"Poor communications and care failures"
About: Dumfries & Galloway Royal Infirmary / Cardiology Dumfries & Galloway Royal Infirmary Cardiology DG1 4AP Dumfries & Galloway Royal Infirmary / Rehabilitation Dumfries & Galloway Royal Infirmary Rehabilitation DG1 4AP
Posted by squeaky13 (as ),
Husband was admitted to DGRI Dumfries on the evening of 6th. On 7th staff at the assessment unit were given a copy of his Cardiology outpatients appointment also at DGRI for 11th. The ward staff would liaise with Cardiology.
On 8th he was transferred to ward D7 room 18. Staff here were also informed of the Cardiology appt.
On 11th I arrived at the ward around 1000. He was brighter. He was sitting in bed attempting to take his tablets from a small medicine pot. Some of them had spilled over the bed covers … he has dexterity difficulties. I helped him take them with his dilute squash. Later I advised a nurse (and later a junior doctor) that, in my absence, my husband would need staff help to take his meds. On 12th a nurse had indeed helped him with his meds. However, on 13th, the pot was there full of untaken tablets. He was reluctant to take them. He was demoralised which is understandable. He had steadily deteriorated in his time in hospital with no sign of a meaningful diagnosis.
Back on 11th, I had reminded various staff of my husband's Cardiology appt. At 1430 I spoke to nurse to ask what the plan was for the appt. The nurse was unclear as to whether he would go over to Cardiology or staff would come to see him. They kindly offered to phone Cardiology to find out. The response was that they didn’t take in-patients at the out-patients dept and that usually the appt would be rebooked for a later date. I told the nurse that this was not acceptable as we had already waiting 3 months for this Cardiology appt. The nurse called that dept back to express to them my concern. The response was that my husband would have an ‘echo’ test of his heart on the ward the following day and from that the ward doctors would liaise with Cardiology.

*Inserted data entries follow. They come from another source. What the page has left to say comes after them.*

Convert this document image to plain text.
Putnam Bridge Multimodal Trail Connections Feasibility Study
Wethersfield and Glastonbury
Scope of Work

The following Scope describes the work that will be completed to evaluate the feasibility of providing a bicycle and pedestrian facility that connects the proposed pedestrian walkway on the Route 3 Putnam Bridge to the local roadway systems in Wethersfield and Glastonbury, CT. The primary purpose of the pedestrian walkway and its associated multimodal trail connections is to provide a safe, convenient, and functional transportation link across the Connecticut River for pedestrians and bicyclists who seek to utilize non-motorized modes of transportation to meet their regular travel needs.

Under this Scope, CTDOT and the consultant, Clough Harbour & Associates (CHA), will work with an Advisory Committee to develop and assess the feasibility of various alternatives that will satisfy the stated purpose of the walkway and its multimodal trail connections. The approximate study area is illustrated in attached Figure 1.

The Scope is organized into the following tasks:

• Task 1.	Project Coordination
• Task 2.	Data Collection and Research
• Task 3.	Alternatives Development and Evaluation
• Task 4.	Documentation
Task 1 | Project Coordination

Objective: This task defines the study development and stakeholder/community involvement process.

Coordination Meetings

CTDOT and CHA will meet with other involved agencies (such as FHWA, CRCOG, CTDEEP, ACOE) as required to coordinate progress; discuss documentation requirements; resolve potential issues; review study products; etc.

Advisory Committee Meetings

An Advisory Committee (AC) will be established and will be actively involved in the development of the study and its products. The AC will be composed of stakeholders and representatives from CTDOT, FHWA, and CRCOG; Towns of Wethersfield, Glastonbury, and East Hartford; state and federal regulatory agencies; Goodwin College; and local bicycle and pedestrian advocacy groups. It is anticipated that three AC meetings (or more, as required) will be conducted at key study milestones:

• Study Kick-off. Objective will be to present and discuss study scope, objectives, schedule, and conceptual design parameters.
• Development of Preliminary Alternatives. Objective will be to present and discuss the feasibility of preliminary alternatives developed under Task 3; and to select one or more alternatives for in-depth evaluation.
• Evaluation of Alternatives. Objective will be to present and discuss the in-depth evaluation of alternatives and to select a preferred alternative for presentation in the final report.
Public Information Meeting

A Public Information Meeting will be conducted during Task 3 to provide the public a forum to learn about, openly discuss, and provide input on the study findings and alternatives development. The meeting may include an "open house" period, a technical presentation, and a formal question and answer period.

On 12th had visits from the physiotherapists and the consultant. The consultant explained that a previous xray of his stomach may have indicated a possible retention of gas so he would have a CT scan of the same area that day. At 1600 a junior doctor came to put a cannula in his arm ready for the scan. The doctor said they were in a hurry as the porters were on their way to collect him. At 1700 the porters had not arrived and meals were being handed out. I explained to the clinical assistant that my husband was expecting to go for a scan. It was unclear as to whether he should eat or not but decided it was better to miss dinner just in case. By 1845 nothing had happened to I asked 2 nurses who said they didn’t think the scan would be happening today due to the late time. Also the porter had arrived but there was an issue with the wrong type of bed or trolley?
The fact that no-one had told us that there were problems is unacceptable. We had both psyched ourselves up for 2 tests that day but none were going to happen. I expressed my dissatisfaction with this to the senior junior doctor on duty at 1000 the following day, 13th. I also was concerned about my husband's very poor liquid intake and risk of dehydration, especially in view of the haematologist’s 2012 instruction that his blood meds required that he takes lots of fluids. Apparently there are no longer key workers or nurses in charge of particular patients.
It has been very frustrating watching my husband decline and at the same time be fighting for him to have the care that he deserves. I realise staff are stretched but, down the line, it could be them or their loved ones in his position.